The Tacoma Washington News Tribune summarized a meeting in an article titled Access to public records outweighs risk of identity theft. The headline alone is disturbing to me, as someone who has been a victim of identity theft.
How often is access to my public records needed? I am not applying for a new driver’s license, getting Medicare, or in general using services for which my history would benefit and need to be readily available to someone without my permission.
A Microsoft executive is quoted as offering a few ideas for making identity theft more difficult: “…making identity documents harder to counterfeit; requiring governments to make sure someone hasn’t died before issuing a birth certificate; requiring merchants to do a more thorough check before issuing credit; and requiring check-cashing companies to work harder to establish identity before cashing a check.”
Other, simple, obvious steps credit reporting agencies and any company that handles consumer data (including banks) should take to stop identity fraud:
- Require an Act of God to change a birth date. When was the last time your birthday changed? Mine hasn’t (well yet anyway). However on my credit report when someone applied for a credit card in my name, suddenly their birthday appeared on MY credit record — a record I had had for more years than I care to remember.
Similarly my bank lets me edit my birth date online. Their reasoning is that I might have entered it wrong when I applied for my account (an account I have had for over 10 years). Think twice before making it too easy to self service information.
- Seriously question discrepancies if one “person” has multiple utilities set up. A friend discovered there were fraudulently multiple phone numbers set up in her name in various cities. If the utility companies sent a confirmation to the original address a name had utilities registered under, much as a bank and post office send you a change of address confirmation to both the old and new addresses, you could confirm if the new utilities were related to multiple properties you owned – or not.
If some of the bills under a person’s name are paid late or not at all, while the original utilities are paid on time, again there should be a flag that it’s likely not the same person.

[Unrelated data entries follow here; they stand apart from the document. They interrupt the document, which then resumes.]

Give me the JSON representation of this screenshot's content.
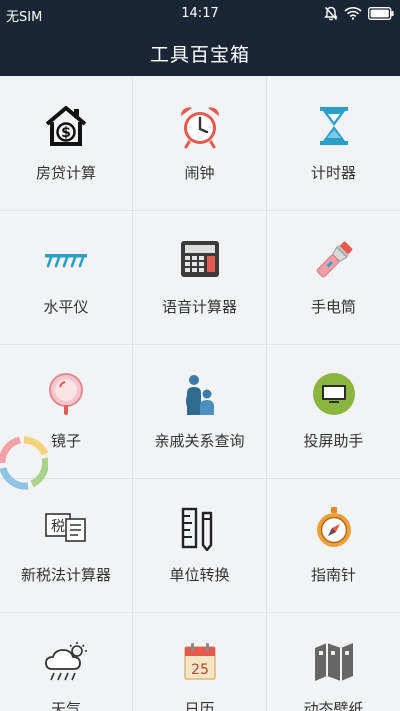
{
  "status_bar": {
    "carrier": "无SIM",
    "time": "14:17",
    "icons": [
      "mute-bell-icon",
      "wifi-icon",
      "battery-icon"
    ]
  },
  "title_bar": {
    "title": "工具百宝箱"
  },
  "tools": [
    {
      "label": "房贷计算",
      "icon": "house-dollar-icon"
    },
    {
      "label": "闹钟",
      "icon": "alarm-clock-icon"
    },
    {
      "label": "计时器",
      "icon": "hourglass-icon"
    },
    {
      "label": "水平仪",
      "icon": "level-ruler-icon"
    },
    {
      "label": "语音计算器",
      "icon": "calculator-icon"
    },
    {
      "label": "手电筒",
      "icon": "flashlight-icon"
    },
    {
      "label": "镜子",
      "icon": "hand-mirror-icon"
    },
    {
      "label": "亲戚关系查询",
      "icon": "relatives-icon"
    },
    {
      "label": "投屏助手",
      "icon": "screen-cast-icon"
    },
    {
      "label": "新税法计算器",
      "icon": "tax-form-icon"
    },
    {
      "label": "单位转换",
      "icon": "unit-convert-icon"
    },
    {
      "label": "指南针",
      "icon": "compass-icon"
    },
    {
      "label": "天气",
      "icon": "weather-cloud-icon"
    },
    {
      "label": "日历",
      "icon": "calendar-icon",
      "day": "25"
    },
    {
      "label": "动态壁纸",
      "icon": "wallpaper-map-icon"
    }
  ],
  "colors": {
    "bar": "#1a2636",
    "background": "#f2f3f5",
    "teal": "#2a9fc7",
    "coral": "#e35a50"
  }
}
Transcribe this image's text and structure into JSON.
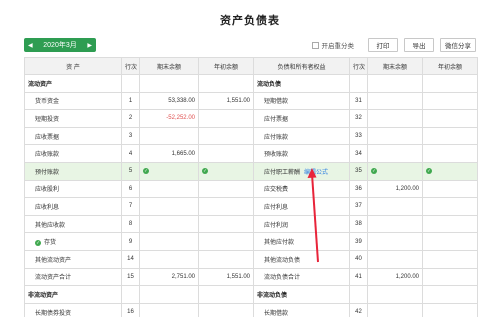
{
  "title": "资产负债表",
  "period": {
    "prev": "◀",
    "label": "2020年3月",
    "next": "▶"
  },
  "toolbar": {
    "checkbox_label": "开启重分类",
    "print": "打印",
    "export": "导出",
    "wechat": "微信分享"
  },
  "headers": [
    "资 产",
    "行次",
    "期末余额",
    "年初余额",
    "负债和所有者权益",
    "行次",
    "期末余额",
    "年初余额"
  ],
  "rows": [
    {
      "a": "流动资产",
      "an": "",
      "ae": "",
      "ab": "",
      "l": "流动负债",
      "ln": "",
      "le": "",
      "lb": "",
      "section": true
    },
    {
      "a": "货币资金",
      "an": "1",
      "ae": "53,338.00",
      "ab": "1,551.00",
      "l": "短期借款",
      "ln": "31",
      "le": "",
      "lb": ""
    },
    {
      "a": "短期投资",
      "an": "2",
      "ae": "-52,252.00",
      "ab": "",
      "l": "应付票据",
      "ln": "32",
      "le": "",
      "lb": "",
      "neg": true
    },
    {
      "a": "应收票据",
      "an": "3",
      "ae": "",
      "ab": "",
      "l": "应付账款",
      "ln": "33",
      "le": "",
      "lb": ""
    },
    {
      "a": "应收账款",
      "an": "4",
      "ae": "1,665.00",
      "ab": "",
      "l": "预收账款",
      "ln": "34",
      "le": "",
      "lb": ""
    },
    {
      "a": "预付账款",
      "an": "5",
      "ae": "",
      "ab": "",
      "l": "应付职工薪酬",
      "ln": "35",
      "le": "",
      "lb": "",
      "highlight": true
    },
    {
      "a": "应收股利",
      "an": "6",
      "ae": "",
      "ab": "",
      "l": "应交税费",
      "ln": "36",
      "le": "1,200.00",
      "lb": ""
    },
    {
      "a": "应收利息",
      "an": "7",
      "ae": "",
      "ab": "",
      "l": "应付利息",
      "ln": "37",
      "le": "",
      "lb": ""
    },
    {
      "a": "其他应收款",
      "an": "8",
      "ae": "",
      "ab": "",
      "l": "应付利润",
      "ln": "38",
      "le": "",
      "lb": ""
    },
    {
      "a": "存货",
      "an": "9",
      "ae": "",
      "ab": "",
      "l": "其他应付款",
      "ln": "39",
      "le": "",
      "lb": "",
      "adot": true
    },
    {
      "a": "其他流动资产",
      "an": "14",
      "ae": "",
      "ab": "",
      "l": "其他流动负债",
      "ln": "40",
      "le": "",
      "lb": ""
    },
    {
      "a": "流动资产合计",
      "an": "15",
      "ae": "2,751.00",
      "ab": "1,551.00",
      "l": "流动负债合计",
      "ln": "41",
      "le": "1,200.00",
      "lb": ""
    },
    {
      "a": "非流动资产",
      "an": "",
      "ae": "",
      "ab": "",
      "l": "非流动负债",
      "ln": "",
      "le": "",
      "lb": "",
      "section": true
    },
    {
      "a": "长期债券投资",
      "an": "16",
      "ae": "",
      "ab": "",
      "l": "长期借款",
      "ln": "42",
      "le": "",
      "lb": ""
    }
  ],
  "edit_formula_label": "编辑公式",
  "check_icon": "✓",
  "colors": {
    "accent": "#2e9d52",
    "highlight_row": "#e8f5e4",
    "negative": "#e05050",
    "link": "#2a7de1",
    "annotation": "#e8243a"
  }
}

- Automatically set up PIN numbers to change information available through public records. My phone company now lets me set up a PIN I have to provide if I’m moving or cancelling service etc. This is optional, upon request. Why not do it automatically?
Is there any reason why the DMV shouldn’t require a PIN to change your address or add a new address under your name?
Social Security Numbers alone are no longer useful as personal identifiers. Too readily available. All institutions should think of other layers of security and institute fraud flags to give us peace of mind and further stop the fraud.